There is no certainty for sheep farmers in live animal exports, and last-ditch promises by live exporters to “re-set” their practices must be viewed with the scepticism they deserve.
That’s the strong message from the RSPCA today as it cautiously welcomed a commitment from the live export industry association as a first step in protecting Australian sheep from the live export trade for at least three months of the year.
However, the moratorium must cover the entire highest-risk period of May to October, which is recognised by government as when the largest numbers of mortalities occur; and it must form part of a measured plan to phase-out the practice for good.
The RSPCA said today’s announcement was a strategic move by the live export industry to attempt to salvage its shattered social licence, and is intended to forewarn the few remaining live sheep importers so they can plan to stockpile animals in the lead-up to the Middle Eastern summer next year.
The RSPCA also said the announcement was an attempt to pre-empt the looming release of reviews of live export standards (ASEL) and a new heat stress risk assessment (HSRA) model; both of which are likely to confirm that good animal welfare and live sheep export as we know it are incompatible.

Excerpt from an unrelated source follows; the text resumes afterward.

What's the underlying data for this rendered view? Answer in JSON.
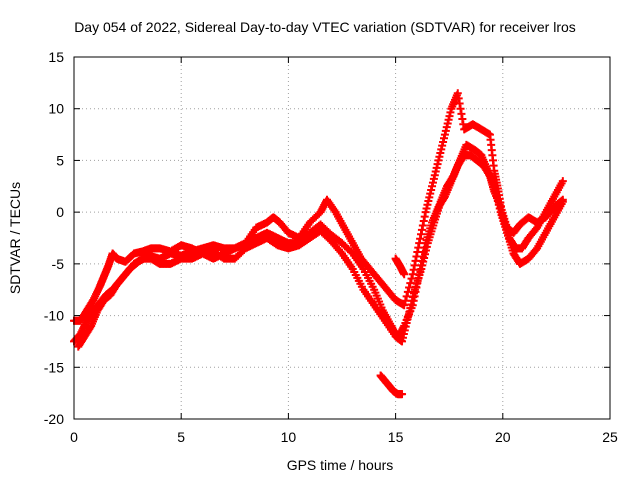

The RSPCA also said this latest announcement must be seen for what it is: a desperate and last-ditch attempt by a dying industry, to prolong practices that Australians no longer want or support.
The RSPCA welcome the suggestion of industry-wide reforms, but highlighted that there continues to be a grave absence of evidence or ‘truth and proof’ to give these commitments any credibility.
Australians must never forget this is an industry that has fought vigorously against improvements for decades; and which oversaw and accepted the routine suffering and disastrous conditions in the trade, that will almost certainly bring about its end.